Ieri, il governatore della Federal Reserve, Ben Bernanke, ha fatto una disamina della situazione economica e finanziaria degli USA e come al solito riesce a dire al contempo alcune cose abbastanza condivisibili e altre per niente. Ha scaricato sull’Europa le responsabilità per le turbolenze sui mercati finanziari, affermando che il Vecchio Continente dovrebbe risolvere al più presto i suoi problemi di debito, che potrebbero innescare conseguenze negative sulle banche americane.
Un discorso per nulla condivisibile questo, dato che la crisi debitoria è stata innescata proprio dagli USA, con il loro pesantissimo indebitamento pubblico e privato, che ha sfiduciato i mercati, i quali hanno poi iniziato a giudicare con severità le situazioni di bilancio altrui. Non si salvano dalla morsa della crisi nemmeno colossi come Bank of America, Morgan Stanley e Goldman Sachs, tanto per citarne qualcuna.
Ma è quando Bernanke ha analizzato il rapporto tra economie avanzate ed emergenti che il suo rapporto ha avuto punti di forte ragione, per quanto provenienti dal Paese sbagliato. Il capo della Fed ha, infatti, dichiarato che se le economie emergenti, come la Cina, avessero un cambio valutario flessibile e non sottovalutato, la crescita si sposterebbe in parte da loro alle nostre economie, bilanciando la situazione a livello planetario.

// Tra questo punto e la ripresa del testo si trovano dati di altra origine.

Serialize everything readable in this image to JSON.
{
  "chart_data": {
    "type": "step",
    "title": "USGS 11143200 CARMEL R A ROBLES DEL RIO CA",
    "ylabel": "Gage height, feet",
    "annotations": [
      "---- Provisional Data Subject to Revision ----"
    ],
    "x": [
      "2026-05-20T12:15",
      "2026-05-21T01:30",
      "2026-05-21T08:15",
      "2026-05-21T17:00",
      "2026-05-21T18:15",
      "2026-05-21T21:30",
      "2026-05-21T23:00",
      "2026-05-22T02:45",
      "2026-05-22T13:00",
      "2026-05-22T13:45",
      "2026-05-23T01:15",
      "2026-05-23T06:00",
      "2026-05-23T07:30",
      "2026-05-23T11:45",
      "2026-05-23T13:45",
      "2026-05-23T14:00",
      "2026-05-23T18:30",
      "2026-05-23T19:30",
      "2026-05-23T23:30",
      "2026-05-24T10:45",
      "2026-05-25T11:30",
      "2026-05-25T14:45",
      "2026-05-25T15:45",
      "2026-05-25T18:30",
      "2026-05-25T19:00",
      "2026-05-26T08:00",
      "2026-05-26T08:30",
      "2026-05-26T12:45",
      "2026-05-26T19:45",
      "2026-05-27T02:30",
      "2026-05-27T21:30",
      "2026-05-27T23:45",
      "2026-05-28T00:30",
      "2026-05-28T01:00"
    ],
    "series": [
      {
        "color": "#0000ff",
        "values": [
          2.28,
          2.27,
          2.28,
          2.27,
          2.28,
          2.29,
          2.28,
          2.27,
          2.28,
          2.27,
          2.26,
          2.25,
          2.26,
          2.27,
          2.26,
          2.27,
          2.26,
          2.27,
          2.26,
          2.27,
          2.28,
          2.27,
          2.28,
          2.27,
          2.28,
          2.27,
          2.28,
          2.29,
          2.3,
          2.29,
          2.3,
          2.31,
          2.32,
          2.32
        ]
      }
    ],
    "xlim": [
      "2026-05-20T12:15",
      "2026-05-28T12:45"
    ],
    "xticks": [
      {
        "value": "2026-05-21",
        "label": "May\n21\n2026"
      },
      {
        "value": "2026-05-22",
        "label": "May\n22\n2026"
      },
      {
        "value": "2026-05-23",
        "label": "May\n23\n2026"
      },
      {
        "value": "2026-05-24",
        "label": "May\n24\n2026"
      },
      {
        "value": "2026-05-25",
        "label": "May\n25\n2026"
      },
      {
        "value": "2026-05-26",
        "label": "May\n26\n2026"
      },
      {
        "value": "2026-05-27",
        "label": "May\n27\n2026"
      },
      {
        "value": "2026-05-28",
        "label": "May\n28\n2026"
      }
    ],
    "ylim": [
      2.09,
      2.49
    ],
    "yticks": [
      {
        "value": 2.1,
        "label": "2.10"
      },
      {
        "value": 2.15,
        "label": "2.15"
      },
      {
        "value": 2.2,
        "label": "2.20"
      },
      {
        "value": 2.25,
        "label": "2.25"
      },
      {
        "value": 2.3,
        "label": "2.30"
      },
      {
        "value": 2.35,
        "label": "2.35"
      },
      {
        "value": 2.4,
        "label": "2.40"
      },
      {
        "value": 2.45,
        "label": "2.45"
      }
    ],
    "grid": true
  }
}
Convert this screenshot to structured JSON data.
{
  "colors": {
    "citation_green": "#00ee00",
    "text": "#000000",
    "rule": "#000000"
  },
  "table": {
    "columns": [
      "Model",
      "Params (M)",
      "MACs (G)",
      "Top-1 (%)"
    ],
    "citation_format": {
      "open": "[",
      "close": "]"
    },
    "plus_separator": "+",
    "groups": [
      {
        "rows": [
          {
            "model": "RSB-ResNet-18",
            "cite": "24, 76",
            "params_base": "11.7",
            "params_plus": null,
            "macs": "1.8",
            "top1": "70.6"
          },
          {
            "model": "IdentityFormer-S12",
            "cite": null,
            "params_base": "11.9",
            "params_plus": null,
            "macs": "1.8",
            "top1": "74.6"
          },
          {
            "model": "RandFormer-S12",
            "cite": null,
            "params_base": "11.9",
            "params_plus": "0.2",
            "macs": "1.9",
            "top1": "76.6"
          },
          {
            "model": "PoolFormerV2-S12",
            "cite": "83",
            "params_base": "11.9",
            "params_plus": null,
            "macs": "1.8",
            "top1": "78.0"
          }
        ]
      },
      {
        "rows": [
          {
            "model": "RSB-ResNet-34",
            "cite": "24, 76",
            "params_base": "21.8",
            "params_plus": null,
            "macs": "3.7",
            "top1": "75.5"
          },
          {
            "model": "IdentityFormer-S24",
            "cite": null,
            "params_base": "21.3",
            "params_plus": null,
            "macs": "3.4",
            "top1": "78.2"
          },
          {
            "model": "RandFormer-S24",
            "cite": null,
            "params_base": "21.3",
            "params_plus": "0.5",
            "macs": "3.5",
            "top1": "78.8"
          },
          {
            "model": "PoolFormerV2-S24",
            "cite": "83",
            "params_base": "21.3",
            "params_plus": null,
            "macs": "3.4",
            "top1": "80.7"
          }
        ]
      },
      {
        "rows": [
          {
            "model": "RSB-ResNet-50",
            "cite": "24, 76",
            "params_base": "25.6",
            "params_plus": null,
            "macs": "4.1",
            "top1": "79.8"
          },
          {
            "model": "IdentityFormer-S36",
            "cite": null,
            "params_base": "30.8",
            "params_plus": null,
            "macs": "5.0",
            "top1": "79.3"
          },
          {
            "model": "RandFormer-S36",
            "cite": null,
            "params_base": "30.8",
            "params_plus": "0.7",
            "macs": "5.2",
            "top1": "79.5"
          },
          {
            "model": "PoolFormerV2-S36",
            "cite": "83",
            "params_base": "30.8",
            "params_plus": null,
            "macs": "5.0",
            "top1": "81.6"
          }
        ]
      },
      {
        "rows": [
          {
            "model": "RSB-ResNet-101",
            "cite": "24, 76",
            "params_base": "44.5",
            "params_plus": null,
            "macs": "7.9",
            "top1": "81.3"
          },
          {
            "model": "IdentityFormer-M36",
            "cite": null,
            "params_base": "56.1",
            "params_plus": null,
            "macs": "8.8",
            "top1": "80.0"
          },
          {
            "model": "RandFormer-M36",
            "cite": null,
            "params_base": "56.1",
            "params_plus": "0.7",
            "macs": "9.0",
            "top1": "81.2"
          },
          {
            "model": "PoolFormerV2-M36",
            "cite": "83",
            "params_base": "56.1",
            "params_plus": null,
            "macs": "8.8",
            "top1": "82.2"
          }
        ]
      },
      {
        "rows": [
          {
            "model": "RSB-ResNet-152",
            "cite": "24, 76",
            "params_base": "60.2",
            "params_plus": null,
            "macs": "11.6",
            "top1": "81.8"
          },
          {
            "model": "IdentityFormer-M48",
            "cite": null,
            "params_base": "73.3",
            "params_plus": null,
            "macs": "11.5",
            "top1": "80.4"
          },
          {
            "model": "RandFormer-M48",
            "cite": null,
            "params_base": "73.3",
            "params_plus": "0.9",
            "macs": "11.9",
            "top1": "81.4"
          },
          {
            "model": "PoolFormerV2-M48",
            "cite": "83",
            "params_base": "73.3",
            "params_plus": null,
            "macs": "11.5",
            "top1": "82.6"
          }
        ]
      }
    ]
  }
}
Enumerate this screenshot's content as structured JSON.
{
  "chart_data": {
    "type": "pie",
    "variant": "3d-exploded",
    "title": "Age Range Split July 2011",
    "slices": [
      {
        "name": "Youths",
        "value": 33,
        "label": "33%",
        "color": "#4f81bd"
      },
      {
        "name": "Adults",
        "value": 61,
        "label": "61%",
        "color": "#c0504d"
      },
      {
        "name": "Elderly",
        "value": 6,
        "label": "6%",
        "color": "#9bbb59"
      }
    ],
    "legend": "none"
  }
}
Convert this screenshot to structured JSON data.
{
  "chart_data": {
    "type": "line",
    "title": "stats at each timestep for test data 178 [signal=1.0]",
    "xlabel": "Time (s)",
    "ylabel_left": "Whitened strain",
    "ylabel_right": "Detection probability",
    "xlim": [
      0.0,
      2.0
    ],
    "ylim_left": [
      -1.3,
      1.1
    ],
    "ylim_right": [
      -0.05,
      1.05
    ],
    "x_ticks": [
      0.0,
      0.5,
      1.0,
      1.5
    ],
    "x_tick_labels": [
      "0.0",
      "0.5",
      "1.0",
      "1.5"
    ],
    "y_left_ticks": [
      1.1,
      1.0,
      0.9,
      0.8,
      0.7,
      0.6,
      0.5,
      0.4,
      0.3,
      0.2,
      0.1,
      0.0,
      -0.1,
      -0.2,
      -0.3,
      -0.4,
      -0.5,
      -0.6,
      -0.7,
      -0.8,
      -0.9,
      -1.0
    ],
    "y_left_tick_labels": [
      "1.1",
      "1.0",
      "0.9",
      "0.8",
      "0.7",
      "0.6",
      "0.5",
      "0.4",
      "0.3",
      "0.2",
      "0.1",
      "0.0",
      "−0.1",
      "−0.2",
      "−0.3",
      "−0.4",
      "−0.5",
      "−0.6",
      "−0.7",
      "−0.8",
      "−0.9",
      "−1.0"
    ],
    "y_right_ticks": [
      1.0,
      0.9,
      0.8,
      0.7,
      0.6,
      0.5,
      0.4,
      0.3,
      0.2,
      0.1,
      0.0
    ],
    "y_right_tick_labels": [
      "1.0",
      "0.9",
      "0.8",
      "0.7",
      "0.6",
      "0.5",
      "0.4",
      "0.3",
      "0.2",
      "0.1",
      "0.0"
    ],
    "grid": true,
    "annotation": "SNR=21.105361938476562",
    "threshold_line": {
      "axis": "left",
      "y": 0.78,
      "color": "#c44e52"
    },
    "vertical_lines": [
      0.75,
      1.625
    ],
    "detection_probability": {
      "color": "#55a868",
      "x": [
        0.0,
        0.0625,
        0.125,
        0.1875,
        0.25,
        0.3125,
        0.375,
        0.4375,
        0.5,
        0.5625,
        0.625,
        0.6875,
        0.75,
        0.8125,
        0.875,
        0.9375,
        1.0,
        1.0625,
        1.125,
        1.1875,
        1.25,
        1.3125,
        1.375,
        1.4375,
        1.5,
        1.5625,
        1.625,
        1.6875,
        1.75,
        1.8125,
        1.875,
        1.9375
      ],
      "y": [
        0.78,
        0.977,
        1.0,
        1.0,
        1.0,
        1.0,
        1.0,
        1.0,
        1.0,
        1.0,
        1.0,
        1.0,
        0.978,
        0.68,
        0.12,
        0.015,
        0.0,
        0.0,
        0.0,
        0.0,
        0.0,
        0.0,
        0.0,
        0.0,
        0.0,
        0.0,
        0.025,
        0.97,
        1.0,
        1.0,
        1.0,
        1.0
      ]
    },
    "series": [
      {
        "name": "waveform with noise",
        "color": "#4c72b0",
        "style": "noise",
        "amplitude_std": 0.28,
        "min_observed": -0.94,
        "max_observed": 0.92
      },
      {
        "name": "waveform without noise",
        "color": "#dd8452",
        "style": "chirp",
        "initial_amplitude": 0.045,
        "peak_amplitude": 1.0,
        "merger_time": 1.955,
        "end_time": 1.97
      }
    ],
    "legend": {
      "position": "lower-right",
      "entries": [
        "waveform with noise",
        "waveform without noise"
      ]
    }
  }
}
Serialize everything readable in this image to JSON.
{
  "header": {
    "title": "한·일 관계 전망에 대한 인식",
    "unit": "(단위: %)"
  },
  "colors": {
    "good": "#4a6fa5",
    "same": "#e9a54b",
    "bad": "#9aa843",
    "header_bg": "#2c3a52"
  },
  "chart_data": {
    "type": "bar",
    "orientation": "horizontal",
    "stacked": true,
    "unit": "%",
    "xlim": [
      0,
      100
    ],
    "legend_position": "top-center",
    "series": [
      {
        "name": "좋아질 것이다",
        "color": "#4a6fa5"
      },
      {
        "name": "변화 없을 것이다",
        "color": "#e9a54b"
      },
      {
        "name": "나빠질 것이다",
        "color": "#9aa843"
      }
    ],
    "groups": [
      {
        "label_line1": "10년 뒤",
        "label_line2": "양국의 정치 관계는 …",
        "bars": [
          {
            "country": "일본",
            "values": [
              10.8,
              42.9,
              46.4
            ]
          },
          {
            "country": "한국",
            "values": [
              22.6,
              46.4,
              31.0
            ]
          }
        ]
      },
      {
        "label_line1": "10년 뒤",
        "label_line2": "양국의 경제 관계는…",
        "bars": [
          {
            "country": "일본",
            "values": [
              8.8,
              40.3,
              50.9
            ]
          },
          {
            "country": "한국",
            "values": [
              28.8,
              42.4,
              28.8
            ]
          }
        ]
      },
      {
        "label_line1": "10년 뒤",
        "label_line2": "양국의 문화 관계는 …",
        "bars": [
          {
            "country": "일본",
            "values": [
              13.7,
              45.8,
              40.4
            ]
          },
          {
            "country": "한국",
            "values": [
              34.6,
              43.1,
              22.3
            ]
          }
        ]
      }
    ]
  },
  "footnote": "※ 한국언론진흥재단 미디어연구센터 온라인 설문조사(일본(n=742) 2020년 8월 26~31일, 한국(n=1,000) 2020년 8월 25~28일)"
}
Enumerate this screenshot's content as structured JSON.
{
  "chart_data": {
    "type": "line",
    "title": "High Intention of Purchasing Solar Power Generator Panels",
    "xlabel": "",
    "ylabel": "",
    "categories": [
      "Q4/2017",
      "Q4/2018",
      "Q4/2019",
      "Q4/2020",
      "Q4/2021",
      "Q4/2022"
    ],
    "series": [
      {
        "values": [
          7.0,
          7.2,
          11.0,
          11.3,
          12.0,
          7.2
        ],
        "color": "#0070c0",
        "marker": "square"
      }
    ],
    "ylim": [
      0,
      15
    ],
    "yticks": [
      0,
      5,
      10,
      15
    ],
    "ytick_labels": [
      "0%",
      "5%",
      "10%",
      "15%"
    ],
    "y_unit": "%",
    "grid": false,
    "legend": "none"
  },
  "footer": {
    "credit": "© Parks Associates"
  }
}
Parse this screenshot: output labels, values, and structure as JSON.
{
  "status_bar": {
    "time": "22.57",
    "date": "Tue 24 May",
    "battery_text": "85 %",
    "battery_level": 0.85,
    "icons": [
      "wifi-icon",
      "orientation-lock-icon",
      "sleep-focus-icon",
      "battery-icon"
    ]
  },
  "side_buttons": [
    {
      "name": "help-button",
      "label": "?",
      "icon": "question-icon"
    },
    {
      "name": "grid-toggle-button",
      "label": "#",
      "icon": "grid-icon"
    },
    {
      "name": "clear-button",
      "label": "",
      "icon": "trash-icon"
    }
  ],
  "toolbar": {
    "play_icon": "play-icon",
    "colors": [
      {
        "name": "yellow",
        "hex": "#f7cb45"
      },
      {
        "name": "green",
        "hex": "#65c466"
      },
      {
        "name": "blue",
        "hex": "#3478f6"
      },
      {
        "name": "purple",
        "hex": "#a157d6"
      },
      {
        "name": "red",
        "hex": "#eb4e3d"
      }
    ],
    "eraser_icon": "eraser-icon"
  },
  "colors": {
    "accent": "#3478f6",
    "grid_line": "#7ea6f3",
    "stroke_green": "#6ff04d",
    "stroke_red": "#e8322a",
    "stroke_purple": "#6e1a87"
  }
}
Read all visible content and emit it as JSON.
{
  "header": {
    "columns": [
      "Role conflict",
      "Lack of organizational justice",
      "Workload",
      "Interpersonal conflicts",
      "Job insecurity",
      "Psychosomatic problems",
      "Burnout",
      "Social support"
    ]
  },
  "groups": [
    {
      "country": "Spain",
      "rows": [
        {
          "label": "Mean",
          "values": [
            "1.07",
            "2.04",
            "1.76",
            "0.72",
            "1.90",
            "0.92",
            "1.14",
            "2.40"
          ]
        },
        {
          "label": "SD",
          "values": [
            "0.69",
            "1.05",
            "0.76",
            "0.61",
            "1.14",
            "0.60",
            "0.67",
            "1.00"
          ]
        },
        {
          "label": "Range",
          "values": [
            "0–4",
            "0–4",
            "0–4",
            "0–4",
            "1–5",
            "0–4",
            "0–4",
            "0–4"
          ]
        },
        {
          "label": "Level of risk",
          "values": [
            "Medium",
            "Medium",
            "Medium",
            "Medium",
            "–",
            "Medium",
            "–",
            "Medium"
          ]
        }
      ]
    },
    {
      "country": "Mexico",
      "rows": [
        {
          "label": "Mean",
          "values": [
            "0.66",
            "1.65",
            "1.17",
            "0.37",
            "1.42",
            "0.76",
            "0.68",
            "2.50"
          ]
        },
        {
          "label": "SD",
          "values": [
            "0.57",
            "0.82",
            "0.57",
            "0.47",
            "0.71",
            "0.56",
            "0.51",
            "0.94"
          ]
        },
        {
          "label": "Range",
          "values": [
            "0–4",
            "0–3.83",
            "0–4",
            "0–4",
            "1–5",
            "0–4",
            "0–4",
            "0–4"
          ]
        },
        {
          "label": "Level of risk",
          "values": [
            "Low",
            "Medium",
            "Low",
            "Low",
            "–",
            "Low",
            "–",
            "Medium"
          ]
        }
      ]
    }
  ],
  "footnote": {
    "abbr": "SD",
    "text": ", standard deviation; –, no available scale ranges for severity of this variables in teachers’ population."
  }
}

Al contrario, ha proseguito Bernanke, la Cina continua a bloccare questo processo di bilanciamento e, anzi, lo danneggia. Trattasi, cioè, di uno di quegli squilibri, di cui parla da mesi il governatore Mario Draghi, in qualità di presidente del Financial Stability Forum. Ma un altro grande squilibrio è dato proprio dagli USA, che drogano la crescita interna con una politica di tassi zero, dalle ripercussioni nefaste sulla finanza dell’intero pianeta. Come stiamo vedendo negli ultimissimi anni.